Feasibility of on board measurements for predictive maintenance in large hydraulic turbomachinery

Resumen

To progressively introduce predictive maintenance in large hydraulic turbomachinery (LHT) it is necessary to improve its vibration condition monitoring. The runner of the LHT is one of the elements more prone to suffer a critical failure. For that reason, the detection of its excitations is fundamental. Pump-turbines are a special type of LHT that work with higher heads than other LHT. Because of its design and operating conditions, the hydraulic interference between the moving runner blades and the fixed guide vanes (rotor-stator interaction RSI), generates large excitation forces at the blade passing frequency and its harmonics. These excitations act on the runner which may suffer large stresses and fatigue damage. At present, this fact limits the maximum head per stage what makes this topic of high interest for its design. For standard combinations of number of blades and guide vanes, the maximum amplitude in the RSI occurs normally at the second or third harmonic of the blade passing frequency which makes the RSI prone to produce resonance in the runner and nearby structures.
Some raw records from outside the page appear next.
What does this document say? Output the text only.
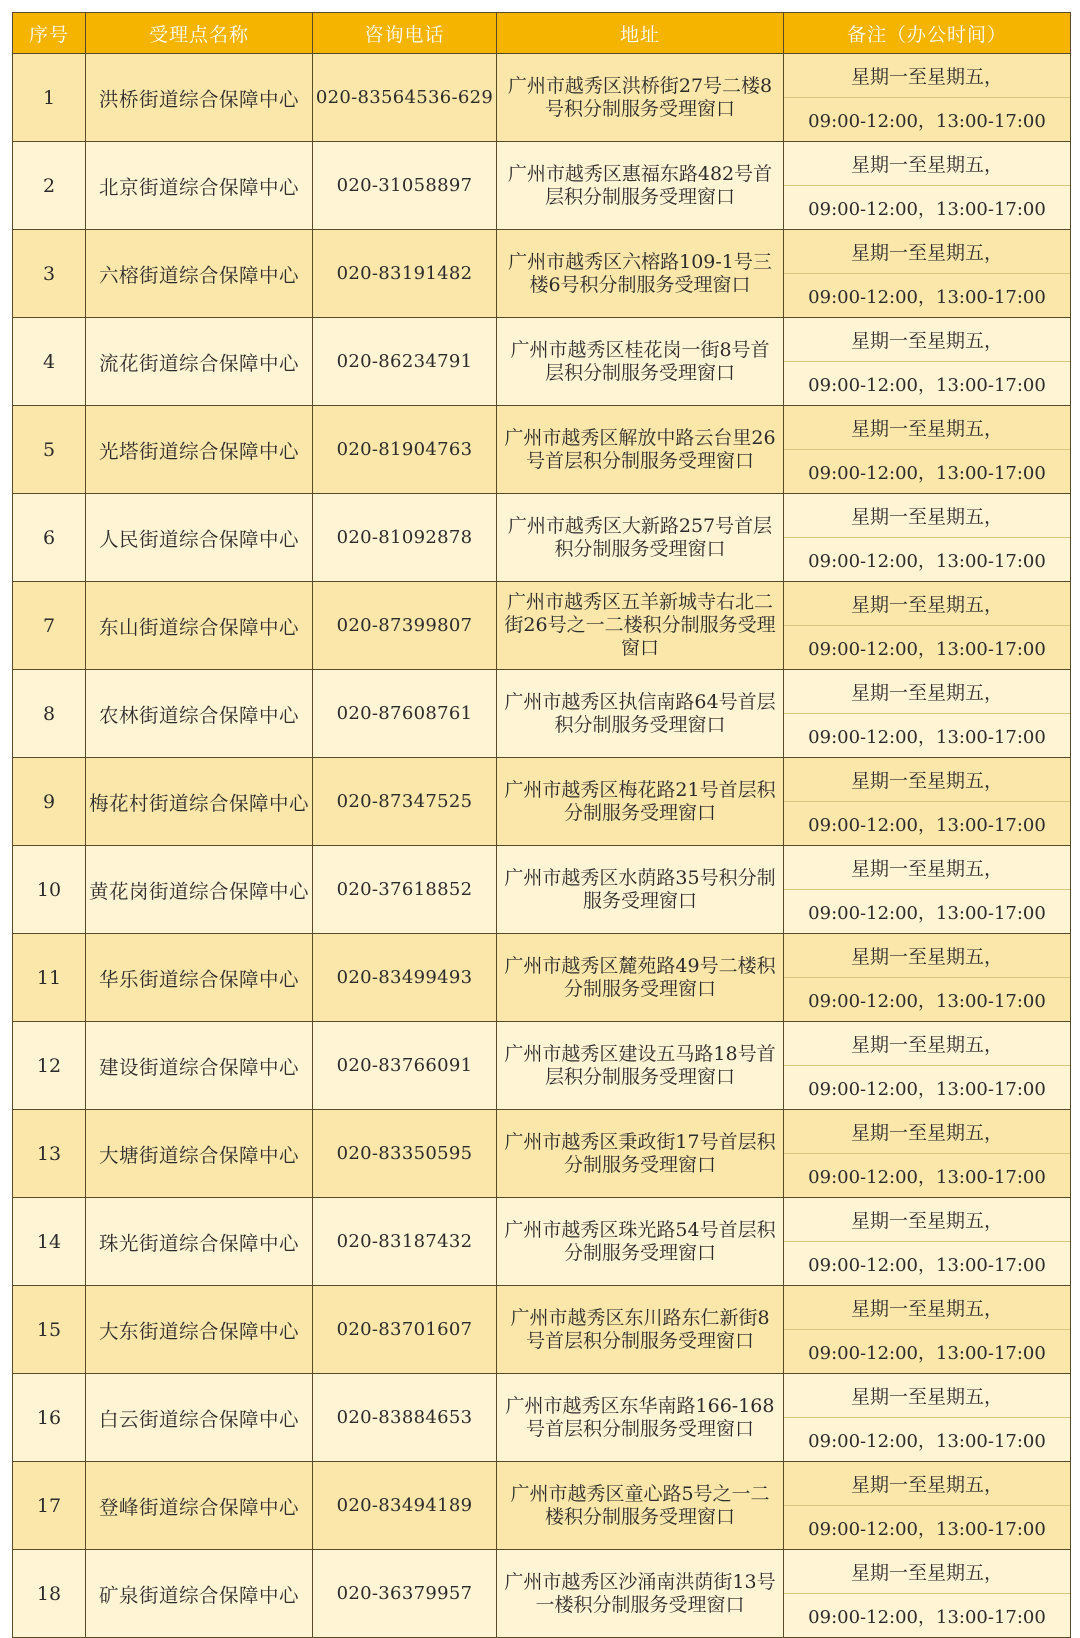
序号	受理点名称	咨询电话	地址	备注（办公时间）
1	洪桥街道综合保障中心	020-83564536-629	广州市越秀区洪桥街27号二楼8号积分制服务受理窗口	星期一至星期五，
09:00-12:00，13:00-17:00

2	北京街道综合保障中心	020-31058897	广州市越秀区惠福东路482号首层积分制服务受理窗口	星期一至星期五，
09:00-12:00，13:00-17:00

3	六榕街道综合保障中心	020-83191482	广州市越秀区六榕路109-1号三楼6号积分制服务受理窗口	星期一至星期五，
09:00-12:00，13:00-17:00

4	流花街道综合保障中心	020-86234791	广州市越秀区桂花岗一街8号首层积分制服务受理窗口	星期一至星期五，
09:00-12:00，13:00-17:00

5	光塔街道综合保障中心	020-81904763	广州市越秀区解放中路云台里26号首层积分制服务受理窗口	星期一至星期五，
09:00-12:00，13:00-17:00

6	人民街道综合保障中心	020-81092878	广州市越秀区大新路257号首层积分制服务受理窗口	星期一至星期五，
09:00-12:00，13:00-17:00

7	东山街道综合保障中心	020-87399807	广州市越秀区五羊新城寺右北二街26号之一二楼积分制服务受理窗口	星期一至星期五，
09:00-12:00，13:00-17:00

8	农林街道综合保障中心	020-87608761	广州市越秀区执信南路64号首层积分制服务受理窗口	星期一至星期五，
09:00-12:00，13:00-17:00

9	梅花村街道综合保障中心	020-87347525	广州市越秀区梅花路21号首层积分制服务受理窗口	星期一至星期五，
09:00-12:00，13:00-17:00

10	黄花岗街道综合保障中心	020-37618852	广州市越秀区水荫路35号积分制服务受理窗口	星期一至星期五，
09:00-12:00，13:00-17:00

11	华乐街道综合保障中心	020-83499493	广州市越秀区麓苑路49号二楼积分制服务受理窗口	星期一至星期五，
09:00-12:00，13:00-17:00

12	建设街道综合保障中心	020-83766091	广州市越秀区建设五马路18号首层积分制服务受理窗口	星期一至星期五，
09:00-12:00，13:00-17:00

13	大塘街道综合保障中心	020-83350595	广州市越秀区秉政街17号首层积分制服务受理窗口	星期一至星期五，
09:00-12:00，13:00-17:00

14	珠光街道综合保障中心	020-83187432	广州市越秀区珠光路54号首层积分制服务受理窗口	星期一至星期五，
09:00-12:00，13:00-17:00

15	大东街道综合保障中心	020-83701607	广州市越秀区东川路东仁新街8号首层积分制服务受理窗口	星期一至星期五，
09:00-12:00，13:00-17:00

16	白云街道综合保障中心	020-83884653	广州市越秀区东华南路166-168号首层积分制服务受理窗口	星期一至星期五，
09:00-12:00，13:00-17:00

17	登峰街道综合保障中心	020-83494189	广州市越秀区童心路5号之一二楼积分制服务受理窗口	星期一至星期五，
09:00-12:00，13:00-17:00

18	矿泉街道综合保障中心	020-36379957	广州市越秀区沙涌南洪荫街13号一楼积分制服务受理窗口	星期一至星期五，
09:00-12:00，13:00-17:00
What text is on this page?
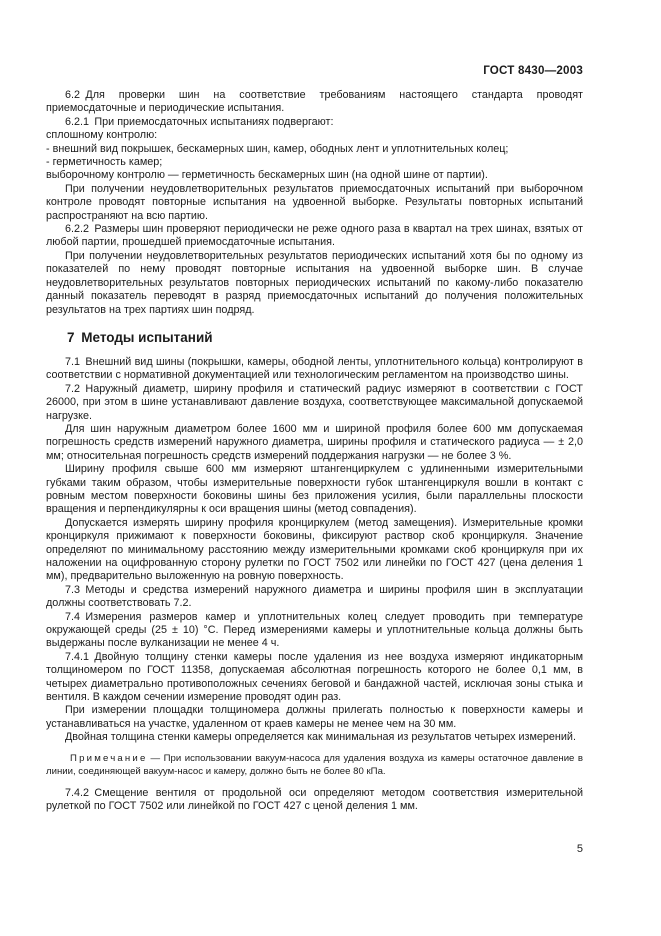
ГОСТ 8430—2003

6.2 Для проверки шин на соответствие требованиям настоящего стандарта проводят приемосдаточные и периодические испытания.

6.2.1 При приемосдаточных испытаниях подвергают:

сплошному контролю:

- внешний вид покрышек, бескамерных шин, камер, ободных лент и уплотнительных колец;

- герметичность камер;

выборочному контролю — герметичность бескамерных шин (на одной шине от партии).

При получении неудовлетворительных результатов приемосдаточных испытаний при выборочном контроле проводят повторные испытания на удвоенной выборке. Результаты повторных испытаний распространяют на всю партию.

6.2.2 Размеры шин проверяют периодически не реже одного раза в квартал на трех шинах, взятых от любой партии, прошедшей приемосдаточные испытания.

При получении неудовлетворительных результатов периодических испытаний хотя бы по одному из показателей по нему проводят повторные испытания на удвоенной выборке шин. В случае неудовлетворительных результатов повторных периодических испытаний по какому-либо показателю данный показатель переводят в разряд приемосдаточных испытаний до получения положительных результатов на трех партиях шин подряд.

7 Методы испытаний

7.1 Внешний вид шины (покрышки, камеры, ободной ленты, уплотнительного кольца) контролируют в соответствии с нормативной документацией или технологическим регламентом на производство шины.

7.2 Наружный диаметр, ширину профиля и статический радиус измеряют в соответствии с ГОСТ 26000, при этом в шине устанавливают давление воздуха, соответствующее максимальной допускаемой нагрузке.

Для шин наружным диаметром более 1600 мм и шириной профиля более 600 мм допускаемая погрешность средств измерений наружного диаметра, ширины профиля и статического радиуса — ± 2,0 мм; относительная погрешность средств измерений поддержания нагрузки — не более 3 %.

Ширину профиля свыше 600 мм измеряют штангенциркулем с удлиненными измерительными губками таким образом, чтобы измерительные поверхности губок штангенциркуля вошли в контакт с ровным местом поверхности боковины шины без приложения усилия, были параллельны плоскости вращения и перпендикулярны к оси вращения шины (метод совпадения).

Допускается измерять ширину профиля кронциркулем (метод замещения). Измерительные кромки кронциркуля прижимают к поверхности боковины, фиксируют раствор скоб кронциркуля. Значение определяют по минимальному расстоянию между измерительными кромками скоб кронциркуля при их наложении на оцифрованную сторону рулетки по ГОСТ 7502 или линейки по ГОСТ 427 (цена деления 1 мм), предварительно выложенную на ровную поверхность.

7.3 Методы и средства измерений наружного диаметра и ширины профиля шин в эксплуатации должны соответствовать 7.2.

7.4 Измерения размеров камер и уплотнительных колец следует проводить при температуре окружающей среды (25 ± 10) °С. Перед измерениями камеры и уплотнительные кольца должны быть выдержаны после вулканизации не менее 4 ч.

7.4.1 Двойную толщину стенки камеры после удаления из нее воздуха измеряют индикаторным толщиномером по ГОСТ 11358, допускаемая абсолютная погрешность которого не более 0,1 мм, в четырех диаметрально противоположных сечениях беговой и бандажной частей, исключая зоны стыка и вентиля. В каждом сечении измерение проводят один раз.

При измерении площадки толщиномера должны прилегать полностью к поверхности камеры и устанавливаться на участке, удаленном от краев камеры не менее чем на 30 мм.

Двойная толщина стенки камеры определяется как минимальная из результатов четырех измерений.

Примечание — При использовании вакуум-насоса для удаления воздуха из камеры остаточное давление в линии, соединяющей вакуум-насос и камеру, должно быть не более 80 кПа.

7.4.2 Смещение вентиля от продольной оси определяют методом соответствия измерительной рулеткой по ГОСТ 7502 или линейкой по ГОСТ 427 с ценой деления 1 мм.

5
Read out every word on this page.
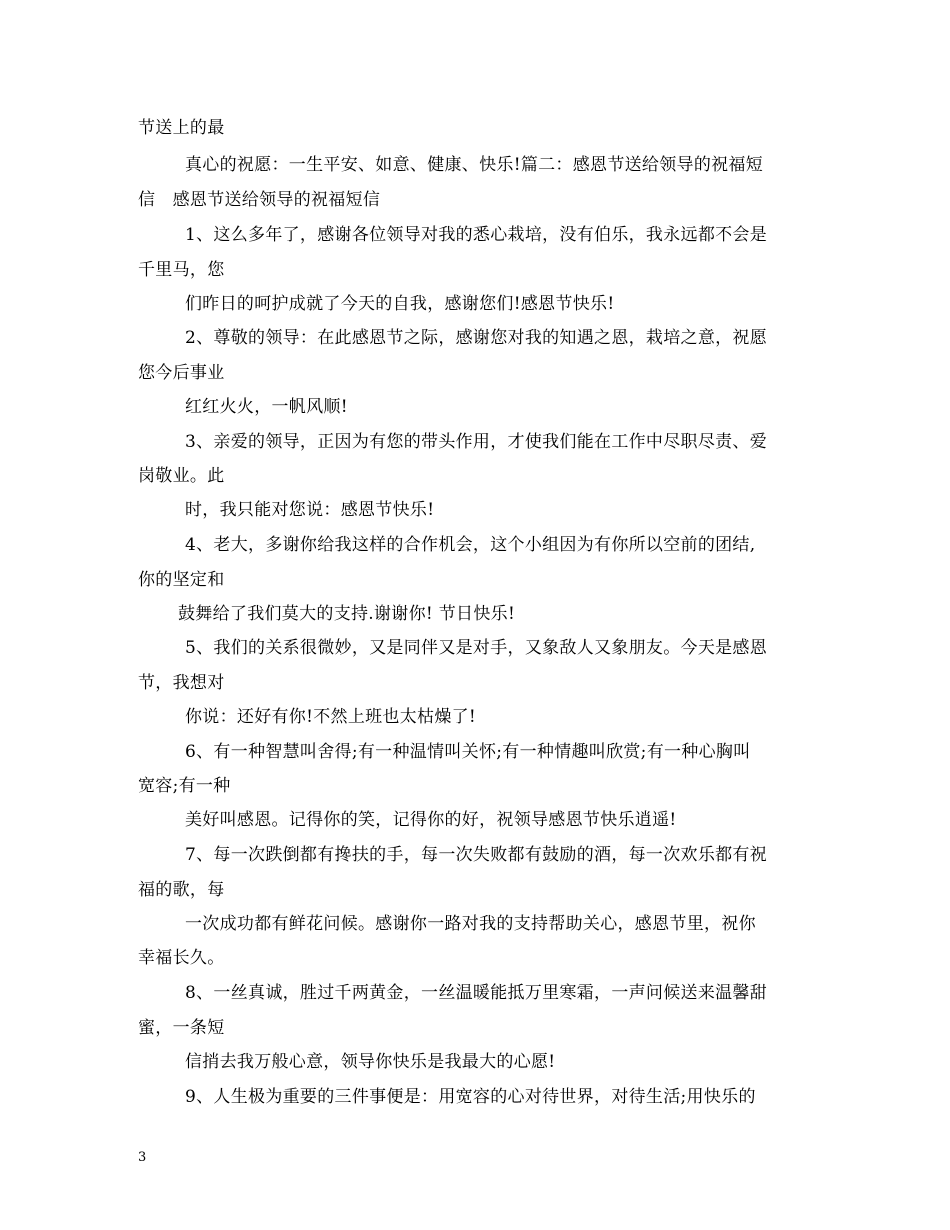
节送上的最
真心的祝愿：一生平安、如意、健康、快乐!篇二：感恩节送给领导的祝福短
信　感恩节送给领导的祝福短信
1、这么多年了，感谢各位领导对我的悉心栽培，没有伯乐，我永远都不会是
千里马，您
们昨日的呵护成就了今天的自我，感谢您们!感恩节快乐!
2、尊敬的领导：在此感恩节之际，感谢您对我的知遇之恩，栽培之意，祝愿
您今后事业
红红火火，一帆风顺!
3、亲爱的领导，正因为有您的带头作用，才使我们能在工作中尽职尽责、爱
岗敬业。此
时，我只能对您说：感恩节快乐!
4、老大，多谢你给我这样的合作机会，这个小组因为有你所以空前的团结,
你的坚定和
鼓舞给了我们莫大的支持.谢谢你! 节日快乐!
5、我们的关系很微妙，又是同伴又是对手，又象敌人又象朋友。今天是感恩
节，我想对
你说：还好有你!不然上班也太枯燥了!
6、有一种智慧叫舍得;有一种温情叫关怀;有一种情趣叫欣赏;有一种心胸叫
宽容;有一种
美好叫感恩。记得你的笑，记得你的好，祝领导感恩节快乐逍遥!
7、每一次跌倒都有搀扶的手，每一次失败都有鼓励的酒，每一次欢乐都有祝
福的歌，每
一次成功都有鲜花问候。感谢你一路对我的支持帮助关心，感恩节里，祝你
幸福长久。
8、一丝真诚，胜过千两黄金，一丝温暖能抵万里寒霜，一声问候送来温馨甜
蜜，一条短
信捎去我万般心意，领导你快乐是我最大的心愿!
9、人生极为重要的三件事便是：用宽容的心对待世界，对待生活;用快乐的
3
At the moment it is not possible to calculate with precision the relative amplitude of the harmonics found in the RSI. It is neither possible to determine with accuracy the natural frequencies of the runner submerged in water. Therefore, there are uncertainties to determine the vibratory behavior of the runner and the rest of the LHT. The general objective of this thesis is to improve the condition monitoring based in vibration analysis in pump-turbines. In particular it is wanted to improve the detection of the excitations on the runner (especially the RSI). The first is to check the feasibility of using a new measuring position closer to the runner: the shaft (rotating reference).